Amatör
AMATÖR(CE!) BİR FİLM…
‘Amatör’, tutturmak istediği ton olarak, John Le Carre uyarlamalarının ciddiyetiyle, kuruluğuyla, dünyanın değişik ülkelerinde gezip tozan bir James Bond’un egzotizmi arasında asla karar veremiyor… ve bu tereddüt sonunda sıkıyor!
Bunu daha önce görmüştük! Yönetmen James Hawes’in yeni filmi ‘The Amateur’ü izledikten sonra aklımıza gelen ilk düşünce bu oluyor! ‘The Amateur’, Robert Littell’in aynı adlı romanından uyarlanmış, casusluk, polisiye film temalarını taşıyan ama son kertede bir intikam hikayesini anlatan bir thriller! Ancak dediğimiz gibi bu tarzda filmleri, hem anlatmak istediği konuların çok daha iyi bir şekilde sonunu getiren hem de olay örgüsü açısından çok daha özenli örülmüş ve şekillendirilmiş örneklerini birçok defa görmüştük’
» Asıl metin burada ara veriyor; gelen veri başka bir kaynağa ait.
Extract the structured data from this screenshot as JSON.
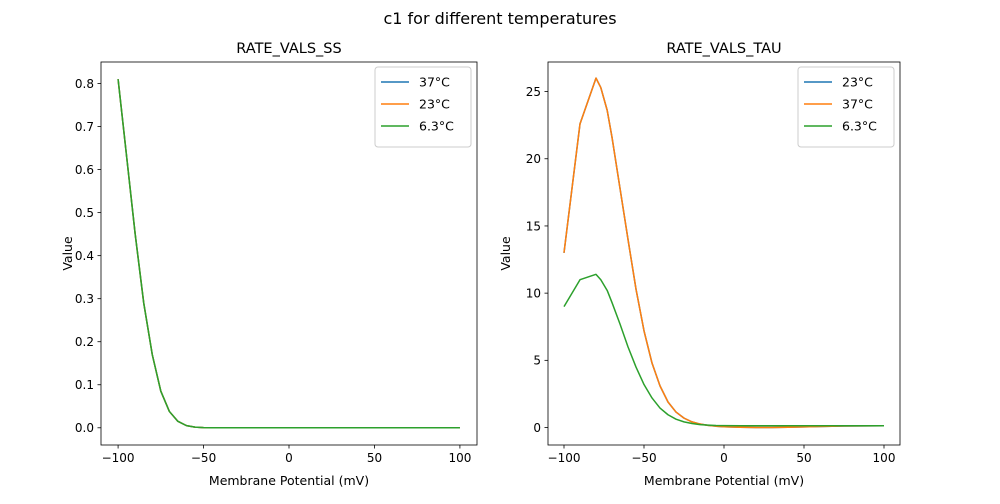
{
  "figure_title": "c1 for different temperatures",
  "chart_data": [
    {
      "type": "line",
      "title": "RATE_VALS_SS",
      "xlabel": "Membrane Potential (mV)",
      "ylabel": "Value",
      "xlim": [
        -110,
        110
      ],
      "ylim": [
        -0.04,
        0.85
      ],
      "xticks": [
        -100,
        -50,
        0,
        50,
        100
      ],
      "xtick_labels": [
        "−100",
        "−50",
        "0",
        "50",
        "100"
      ],
      "yticks": [
        0.0,
        0.1,
        0.2,
        0.3,
        0.4,
        0.5,
        0.6,
        0.7,
        0.8
      ],
      "ytick_labels": [
        "0.0",
        "0.1",
        "0.2",
        "0.3",
        "0.4",
        "0.5",
        "0.6",
        "0.7",
        "0.8"
      ],
      "grid": false,
      "legend_position": "top-right",
      "x": [
        -100,
        -95,
        -90,
        -85,
        -80,
        -75,
        -70,
        -65,
        -60,
        -55,
        -50,
        -45,
        -40,
        -30,
        -20,
        -10,
        0,
        25,
        50,
        75,
        100
      ],
      "series": [
        {
          "name": "37°C",
          "color": "#1f77b4",
          "values": [
            0.81,
            0.63,
            0.45,
            0.29,
            0.17,
            0.085,
            0.038,
            0.015,
            0.005,
            0.0015,
            0.0005,
            0.0002,
            0.0001,
            0,
            0,
            0,
            0,
            0,
            0,
            0,
            0
          ]
        },
        {
          "name": "23°C",
          "color": "#ff7f0e",
          "values": [
            0.81,
            0.63,
            0.45,
            0.29,
            0.17,
            0.085,
            0.038,
            0.015,
            0.005,
            0.0015,
            0.0005,
            0.0002,
            0.0001,
            0,
            0,
            0,
            0,
            0,
            0,
            0,
            0
          ]
        },
        {
          "name": "6.3°C",
          "color": "#2ca02c",
          "values": [
            0.81,
            0.63,
            0.45,
            0.29,
            0.17,
            0.085,
            0.038,
            0.015,
            0.005,
            0.0015,
            0.0005,
            0.0002,
            0.0001,
            0,
            0,
            0,
            0,
            0,
            0,
            0,
            0
          ]
        }
      ]
    },
    {
      "type": "line",
      "title": "RATE_VALS_TAU",
      "xlabel": "Membrane Potential (mV)",
      "ylabel": "Value",
      "xlim": [
        -110,
        110
      ],
      "ylim": [
        -1.3,
        27.2
      ],
      "xticks": [
        -100,
        -50,
        0,
        50,
        100
      ],
      "xtick_labels": [
        "−100",
        "−50",
        "0",
        "50",
        "100"
      ],
      "yticks": [
        0,
        5,
        10,
        15,
        20,
        25
      ],
      "ytick_labels": [
        "0",
        "5",
        "10",
        "15",
        "20",
        "25"
      ],
      "grid": false,
      "legend_position": "top-right",
      "x": [
        -100,
        -90,
        -80,
        -77,
        -73,
        -70,
        -65,
        -60,
        -55,
        -50,
        -45,
        -40,
        -35,
        -30,
        -25,
        -20,
        -15,
        -10,
        -5,
        0,
        10,
        20,
        30,
        40,
        50,
        60,
        75,
        100
      ],
      "series": [
        {
          "name": "23°C",
          "color": "#1f77b4",
          "values": [
            13.0,
            22.6,
            26.0,
            25.3,
            23.6,
            21.6,
            17.8,
            14.0,
            10.3,
            7.2,
            4.8,
            3.1,
            1.9,
            1.15,
            0.7,
            0.42,
            0.26,
            0.16,
            0.1,
            0.06,
            0.02,
            0.0,
            0.0,
            0.02,
            0.05,
            0.08,
            0.11,
            0.13
          ]
        },
        {
          "name": "37°C",
          "color": "#ff7f0e",
          "values": [
            13.0,
            22.6,
            26.0,
            25.3,
            23.6,
            21.6,
            17.8,
            14.0,
            10.3,
            7.2,
            4.8,
            3.1,
            1.9,
            1.15,
            0.7,
            0.42,
            0.26,
            0.16,
            0.1,
            0.06,
            0.02,
            0.0,
            0.0,
            0.02,
            0.05,
            0.08,
            0.11,
            0.13
          ]
        },
        {
          "name": "6.3°C",
          "color": "#2ca02c",
          "values": [
            9.0,
            11.0,
            11.4,
            11.0,
            10.2,
            9.3,
            7.7,
            6.0,
            4.5,
            3.2,
            2.2,
            1.45,
            0.95,
            0.62,
            0.42,
            0.3,
            0.22,
            0.18,
            0.15,
            0.14,
            0.13,
            0.13,
            0.13,
            0.13,
            0.13,
            0.13,
            0.13,
            0.13
          ]
        }
      ]
    }
  ]
}
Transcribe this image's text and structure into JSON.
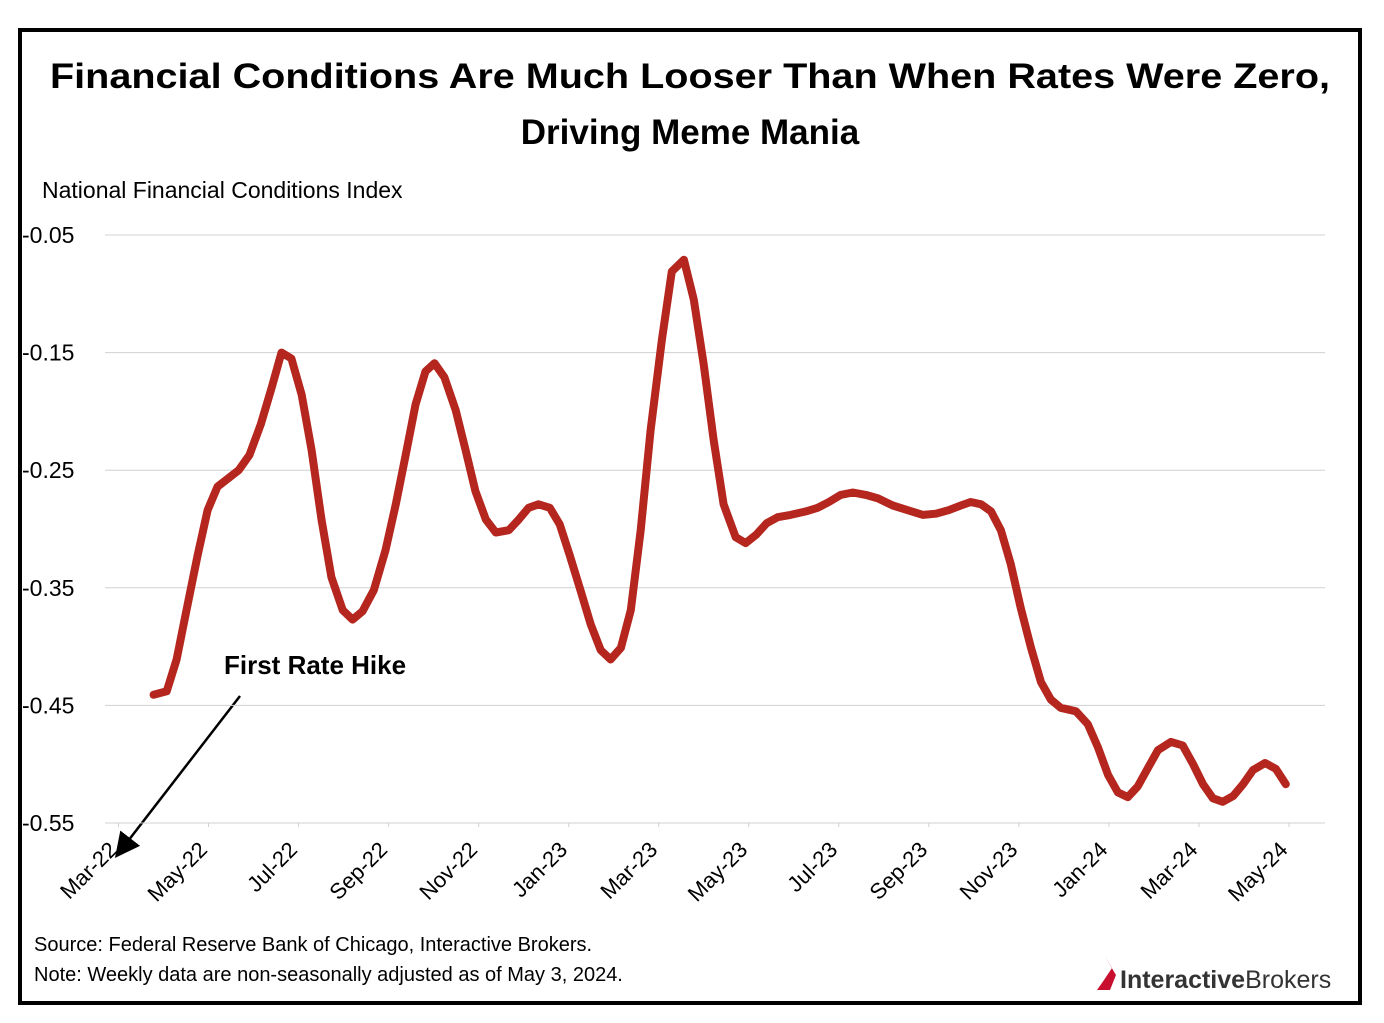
{
  "chart_data": {
    "type": "line",
    "title": [
      "Financial Conditions Are Much Looser Than When Rates Were Zero,",
      "Driving Meme Mania"
    ],
    "y_label": "National Financial Conditions Index",
    "annotation": "First Rate Hike",
    "source": "Source: Federal Reserve Bank of Chicago, Interactive Brokers.",
    "note": "Note: Weekly data are non-seasonally adjusted as of May 3, 2024.",
    "logo": [
      "Interactive",
      "Brokers"
    ],
    "color": "#b5261e",
    "grid": true,
    "ylim": [
      -0.55,
      -0.05
    ],
    "yticks": [
      -0.05,
      -0.15,
      -0.25,
      -0.35,
      -0.45,
      -0.55
    ],
    "xlim": [
      -0.3,
      26.8
    ],
    "xticks": [
      {
        "value": 0,
        "label": "Mar-22"
      },
      {
        "value": 2,
        "label": "May-22"
      },
      {
        "value": 4,
        "label": "Jul-22"
      },
      {
        "value": 6,
        "label": "Sep-22"
      },
      {
        "value": 8,
        "label": "Nov-22"
      },
      {
        "value": 10,
        "label": "Jan-23"
      },
      {
        "value": 12,
        "label": "Mar-23"
      },
      {
        "value": 14,
        "label": "May-23"
      },
      {
        "value": 16,
        "label": "Jul-23"
      },
      {
        "value": 18,
        "label": "Sep-23"
      },
      {
        "value": 20,
        "label": "Nov-23"
      },
      {
        "value": 22,
        "label": "Jan-24"
      },
      {
        "value": 24,
        "label": "Mar-24"
      },
      {
        "value": 26,
        "label": "May-24"
      }
    ],
    "x": [
      0.78,
      1.07,
      1.29,
      1.51,
      1.76,
      1.98,
      2.2,
      2.67,
      2.91,
      3.16,
      3.4,
      3.62,
      3.84,
      4.07,
      4.29,
      4.51,
      4.73,
      4.98,
      5.2,
      5.42,
      5.67,
      5.93,
      6.16,
      6.38,
      6.6,
      6.82,
      7.02,
      7.24,
      7.49,
      7.71,
      7.93,
      8.16,
      8.38,
      8.67,
      8.89,
      9.11,
      9.33,
      9.58,
      9.8,
      10.02,
      10.27,
      10.49,
      10.71,
      10.93,
      11.16,
      11.38,
      11.6,
      11.82,
      12.07,
      12.29,
      12.56,
      12.78,
      13.0,
      13.22,
      13.44,
      13.71,
      13.93,
      14.16,
      14.4,
      14.64,
      14.93,
      15.27,
      15.53,
      15.78,
      16.04,
      16.31,
      16.6,
      16.87,
      17.2,
      17.53,
      17.87,
      18.16,
      18.44,
      18.71,
      18.93,
      19.16,
      19.38,
      19.6,
      19.82,
      20.04,
      20.27,
      20.49,
      20.71,
      20.93,
      21.27,
      21.53,
      21.76,
      21.98,
      22.2,
      22.42,
      22.64,
      22.87,
      23.09,
      23.38,
      23.64,
      23.87,
      24.09,
      24.31,
      24.53,
      24.76,
      24.98,
      25.2,
      25.47,
      25.71,
      25.93
    ],
    "values": [
      -0.441,
      -0.438,
      -0.411,
      -0.369,
      -0.322,
      -0.284,
      -0.264,
      -0.25,
      -0.237,
      -0.211,
      -0.18,
      -0.15,
      -0.155,
      -0.186,
      -0.233,
      -0.292,
      -0.341,
      -0.369,
      -0.377,
      -0.37,
      -0.352,
      -0.318,
      -0.279,
      -0.237,
      -0.194,
      -0.166,
      -0.159,
      -0.171,
      -0.199,
      -0.233,
      -0.268,
      -0.292,
      -0.303,
      -0.301,
      -0.292,
      -0.282,
      -0.279,
      -0.282,
      -0.296,
      -0.322,
      -0.353,
      -0.381,
      -0.403,
      -0.411,
      -0.401,
      -0.369,
      -0.301,
      -0.216,
      -0.139,
      -0.081,
      -0.071,
      -0.105,
      -0.16,
      -0.224,
      -0.279,
      -0.307,
      -0.312,
      -0.305,
      -0.295,
      -0.29,
      -0.288,
      -0.285,
      -0.282,
      -0.277,
      -0.271,
      -0.269,
      -0.271,
      -0.274,
      -0.28,
      -0.284,
      -0.288,
      -0.287,
      -0.284,
      -0.28,
      -0.277,
      -0.279,
      -0.285,
      -0.301,
      -0.33,
      -0.367,
      -0.401,
      -0.43,
      -0.445,
      -0.452,
      -0.455,
      -0.466,
      -0.486,
      -0.509,
      -0.524,
      -0.528,
      -0.519,
      -0.503,
      -0.488,
      -0.481,
      -0.484,
      -0.5,
      -0.517,
      -0.529,
      -0.532,
      -0.527,
      -0.517,
      -0.505,
      -0.499,
      -0.504,
      -0.517
    ]
  }
}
Daha çok ‘Snowpiercer’, ‘Black Mirror’, ‘Slow Horses’ gibi ses getiren dizilerden hatırlayacağımız yönetmen Hawes’ın elinde, aslında filmini yeni bir ‘Jason Bourne’ a çevirmemek için yeterince öğe var: bir sistem veya gizli servis yapısından ziyade kişisel bir motivasyonla ilerleyen bir protagonist, artık kontrol edilemez bir hale gelmiş izleme, izlenme, gözetleme aygıtlarının toplumsal bir paranoyayı tırmandırmış olması… Ve de bu sefer başkarakterin önüne çıkan engelleri aşmak ve düşmanlarını alt etmek için kaba kuvvet veya yüz yüze çarpışma yeteneklerini değil daha çok zekasını ve deha düzeyindeki teknoloji bilgisini kullanması… Büyük bir orijinallik taşımasa da dinamik bir yönetmenlik ve birbirlerine sağlam bağlanmış bir olay akışıyla zevkle izleyebileceğimiz bu thriller ne yazık ki sadece ‘bilindik sularda’ gezinmekle kalmıyor aynı zamanda benzerlerinden belki ufak farklar yaratabilecek başkarakterin ahlaki ve vicdan ikilemlerini de öyle hızlı geçiştiriyor veya üstü kapalı anlatıyor ki elimizde izledikten sonra hemen unutulacak, teknik açıdan bir kusuru olmasa da mesaj açısından boş bir polisiye film kalıyor…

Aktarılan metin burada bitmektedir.